Here’s my take on it.
What we don’t read in the parable is about the owner of the land. In that day, like today, the farmer/owner of the farm, had people working for him. They would be the ones who spread the seed. It was the farmers job to prepare the soil, to make it good soil for the seeds to grow.
I see Jesus telling us that we are the farmer who has the responsibility to prepare, nourish the soil of our hearts to receive the seeds of God’s Word.
To the extent we care for, nourish and remove the weeds from the soil of our heart, that will be the level of harvest, of fruitfulness as Christians, disciples of Jesus Christ.
- You see, I think this parable has a lot to do with fruitfulness in the life of the Christian.
It’s not clearly evident here in Luke, but more light is shed in Matthew’s account of this parable, chapter 13 verse 23 we read Jesus say:
- As for what was sown on good soil, this is the one who hears the word and understands it. He indeed bears fruit and yields, in one case a hundredfold, in another sixty, and in another thirty.
As Christians, disciples of Jesus Christ, we’re supposed to live… fruitful lives.

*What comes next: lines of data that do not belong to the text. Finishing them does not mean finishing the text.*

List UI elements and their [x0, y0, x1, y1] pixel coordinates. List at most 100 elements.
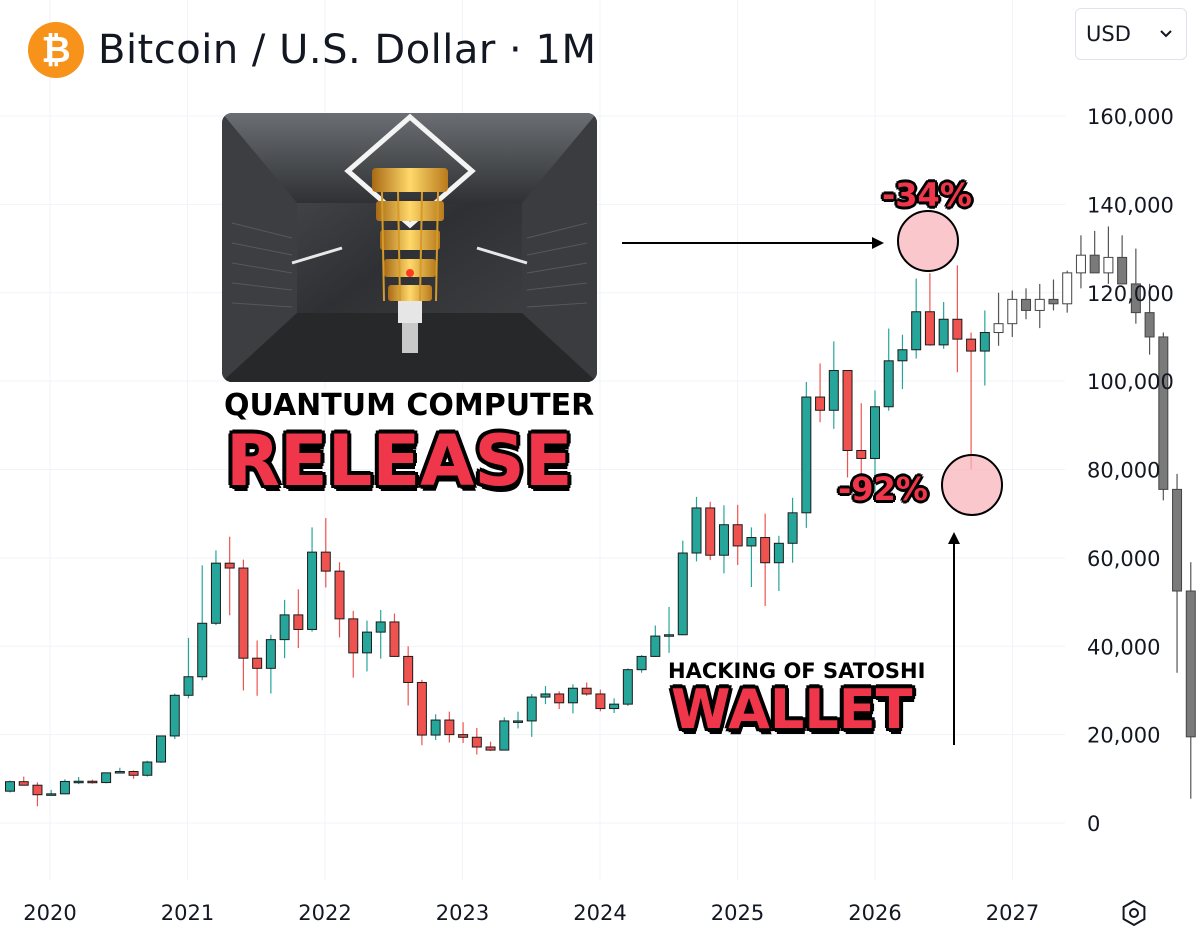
time-axis[interactable]: 2020 2021 2022 2023 2024 2025 2026 2027	[23, 901, 1039, 925]
candle-body	[677, 552, 688, 636]
candle	[1185, 562, 1196, 799]
currency-select[interactable]: USD	[1075, 8, 1187, 60]
candle-body	[458, 734, 469, 738]
candle	[128, 770, 139, 779]
candle-body	[46, 793, 57, 796]
candle-body	[650, 635, 661, 657]
candle	[238, 559, 249, 691]
candle	[513, 711, 524, 729]
candle-body	[499, 720, 510, 751]
candle	[773, 535, 784, 592]
x-tick-label: 2021	[161, 901, 214, 925]
bitcoin-icon: ₿	[28, 22, 84, 78]
candle	[114, 767, 125, 774]
candle	[966, 332, 977, 470]
candle-body	[73, 780, 84, 784]
candle	[801, 382, 812, 528]
candle-body	[279, 614, 290, 641]
candle-body	[513, 720, 524, 723]
candle	[581, 682, 592, 696]
candle	[101, 772, 112, 784]
candle	[471, 727, 482, 755]
candle-body	[1144, 312, 1155, 338]
candle	[197, 565, 208, 681]
chevron-down-icon	[1160, 26, 1172, 42]
y-tick-label: 80,000	[1087, 459, 1160, 483]
crash-circle	[941, 454, 1003, 516]
candle	[938, 302, 949, 349]
candle-body	[1185, 590, 1196, 738]
candle-body	[403, 655, 414, 683]
candle-body	[307, 551, 318, 630]
y-tick-label: 160,000	[1087, 105, 1174, 129]
candle	[224, 536, 235, 616]
candle	[156, 735, 167, 763]
candle-body	[801, 396, 812, 514]
candle	[1144, 283, 1155, 355]
candle-body	[1048, 298, 1059, 305]
candle-body	[1130, 283, 1141, 314]
candle-body	[1103, 256, 1114, 274]
candle	[458, 722, 469, 744]
candle	[361, 620, 372, 672]
candle	[979, 310, 990, 386]
candle-body	[87, 780, 98, 784]
candle-body	[554, 693, 565, 704]
candle	[540, 686, 551, 705]
candle-body	[5, 781, 15, 792]
candle-body	[979, 332, 990, 352]
candle	[87, 779, 98, 784]
candle	[46, 789, 57, 796]
candle-body	[883, 360, 894, 408]
candle	[5, 780, 15, 793]
candle-body	[567, 687, 578, 704]
candle	[952, 265, 963, 373]
candle	[265, 634, 276, 694]
candle	[567, 684, 578, 714]
candle	[883, 328, 894, 411]
candle	[430, 714, 441, 740]
candle	[389, 613, 400, 657]
candle-body	[952, 318, 963, 340]
caption-release: RELEASE	[226, 420, 573, 502]
candle-body	[581, 687, 592, 695]
release-arrow-head	[872, 237, 884, 249]
x-tick-label: 2025	[711, 901, 764, 925]
candle-body	[183, 676, 194, 696]
candle-body	[760, 537, 771, 564]
caption-quantum-computer: QUANTUM COMPUTER	[223, 388, 595, 424]
candle	[609, 698, 620, 713]
candle-body	[911, 311, 922, 351]
candle	[554, 691, 565, 709]
candle-body	[1062, 272, 1073, 305]
candle	[815, 363, 826, 423]
candle-body	[101, 772, 112, 784]
candle	[677, 540, 688, 636]
candle	[691, 496, 702, 562]
candle-body	[293, 614, 304, 630]
candle-body	[691, 507, 702, 554]
candle-body	[924, 311, 935, 346]
candle-body	[59, 780, 70, 795]
candle	[18, 776, 29, 786]
candle	[526, 693, 537, 737]
candle	[856, 403, 867, 485]
candle-body	[828, 370, 839, 411]
x-tick-label: 2027	[986, 901, 1039, 925]
y-tick-label: 20,000	[1087, 724, 1160, 748]
candle	[705, 501, 716, 561]
candle-body	[622, 669, 633, 705]
x-tick-label: 2023	[436, 901, 489, 925]
settings-icon[interactable]	[1117, 896, 1151, 930]
candle	[746, 527, 757, 588]
candle-body	[320, 551, 331, 572]
price-axis[interactable]: 0 20,000 40,000 60,000 80,000 100,000 120,000 1…	[1087, 105, 1174, 836]
candle	[1021, 288, 1032, 320]
y-tick-label: 0	[1087, 812, 1100, 836]
annotation-overlays	[622, 210, 1003, 745]
candle-body	[1034, 298, 1045, 311]
candle-body	[485, 746, 496, 751]
candle-body	[334, 570, 345, 620]
quantum-computer-photo	[222, 113, 597, 382]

- I am the vine; you are the branches. Whoever abides in Me and I in him, he it is that bears much fruit, for apart from Me you can do nothing. (John 15:5)

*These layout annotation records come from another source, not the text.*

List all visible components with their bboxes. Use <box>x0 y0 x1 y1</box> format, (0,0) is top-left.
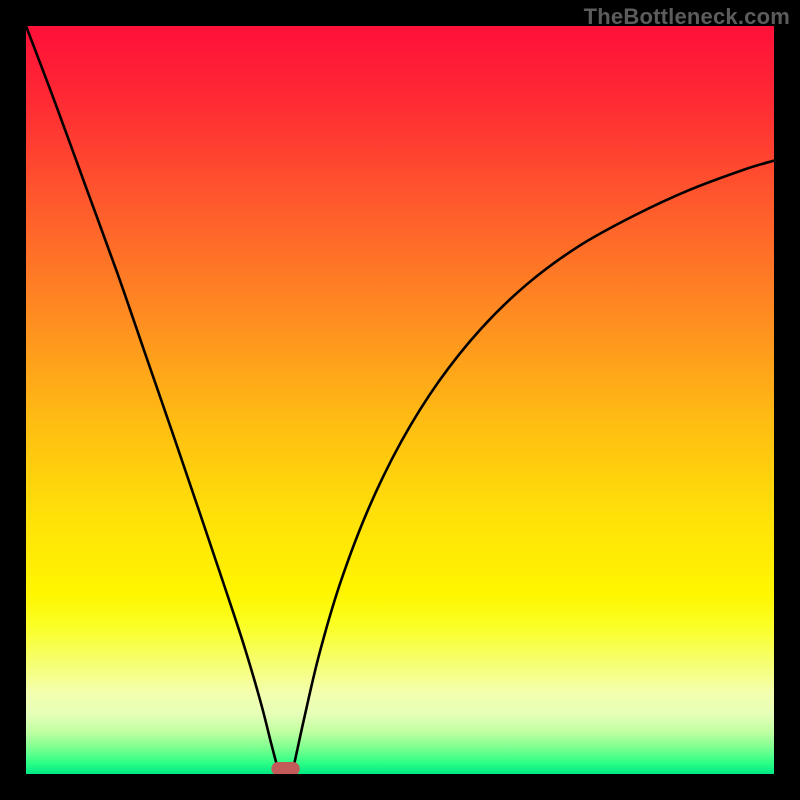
chart-frame: TheBottleneck.com <box>0 0 800 800</box>
watermark-text: TheBottleneck.com <box>584 4 790 30</box>
gradient-background <box>26 26 774 774</box>
minimum-marker <box>271 762 299 774</box>
plot-area <box>26 26 774 774</box>
bottleneck-chart <box>26 26 774 774</box>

- Likewise, my brothers, you also have died to the law through the body of Christ, so that you may belong to another, to Him who has been raised from the dead, in order that we may bear fruit for God. (Romans 7:4)
- So…walk in a manner worthy of the Lord, fully pleasing to Him: bearing fruit in every good work and increasing in the knowledge of God (Colossians 1:10)

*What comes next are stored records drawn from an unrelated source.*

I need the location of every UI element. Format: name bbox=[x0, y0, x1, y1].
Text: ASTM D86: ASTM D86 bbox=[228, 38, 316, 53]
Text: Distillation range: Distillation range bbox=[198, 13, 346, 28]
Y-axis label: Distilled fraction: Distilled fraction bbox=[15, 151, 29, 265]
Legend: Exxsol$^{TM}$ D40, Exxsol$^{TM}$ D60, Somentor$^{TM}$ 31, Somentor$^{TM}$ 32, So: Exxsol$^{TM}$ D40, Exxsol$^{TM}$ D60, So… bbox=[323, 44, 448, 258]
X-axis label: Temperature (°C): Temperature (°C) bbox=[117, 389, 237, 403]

But there’s something about fruit we need to understand. Jesus adds in verse 15.
- …and bear fruit with patience.
Think about the parable.
- A farmer cultivates and nourishes the soil during the late winter and a worker sows the seeds in the spring.
Do the seeds sprout overnight? Do you get tomatoes you can eat… fruit, in a day, a week, even a month?
ILL: Did you know that some fruit trees won’t develop fruit for up to 15 years? (New Mexico State website)
It takes a season, perhaps many seasons for some fruit to develop.
I believe Jesus is saying fruit in the Christians life can take time to develop. And some seeds takes longer to develop fruit than others. Be patient. If someone is in Christ, there will be fruit… be patient.
Why aren’t all Christians fruitful? Because they haven’t been nourishing the soil of their hearts with the things of God, like:
- Regular worship, Regular Bible study, Regular fellowship, Regular service
And when we have under nourished hearts, we become like the people the Apostle Matthew talks about in his telling of the Parable of the Sower.
Read: Mathew 13:15
- For this people’s heart has grown dull, and with their ears they can barely hear, and their eyes they have closed…
In Luke 8:13-14 Jesus tells us why that can happen:
- And the ones on the rock are those who, when they hear the word, receive it with joy. But these have no root; they believe for a while, and in time of testing fall away. And as for what fell among the thorns, they are those who hear, but as they go on their way they are choked by the cares and riches and pleasures of life, and their fruit does not mature.
If that isn’t a picture of today’s nominal Christian I don’t know what is.
Their heart has been dulled to God’s Word by the cares and pleasures of the world.
They hear God’s Word and for a while they’re excited, faithful even. Then life happens and the cries of the world and its demands, crowd out the voice of God’s Word in their ears.
- Making them more and more hard of hearing when it comes to God’s Word.
- So much so, that it rarely makes its way into their hearts resulting in little to no spiritual fruit.
Remember last Sunday I said the good news of life in the kingdom, the blessing of being citizens of Jesus’ kingdom, does come with responsibility.
Well, Christian, the good news of the kingdom that God will reveal His plan and works to us through His Word, also comes with responsibility:
- To constantly nourish and feed the soil of our hearts with regular worship, regular Bible study, regular fellowship, regular service.
- And the good news is, when we do that, God’s Word will bring about eternal fruit in our lives.
So Christian, what kind of soil in in your heart?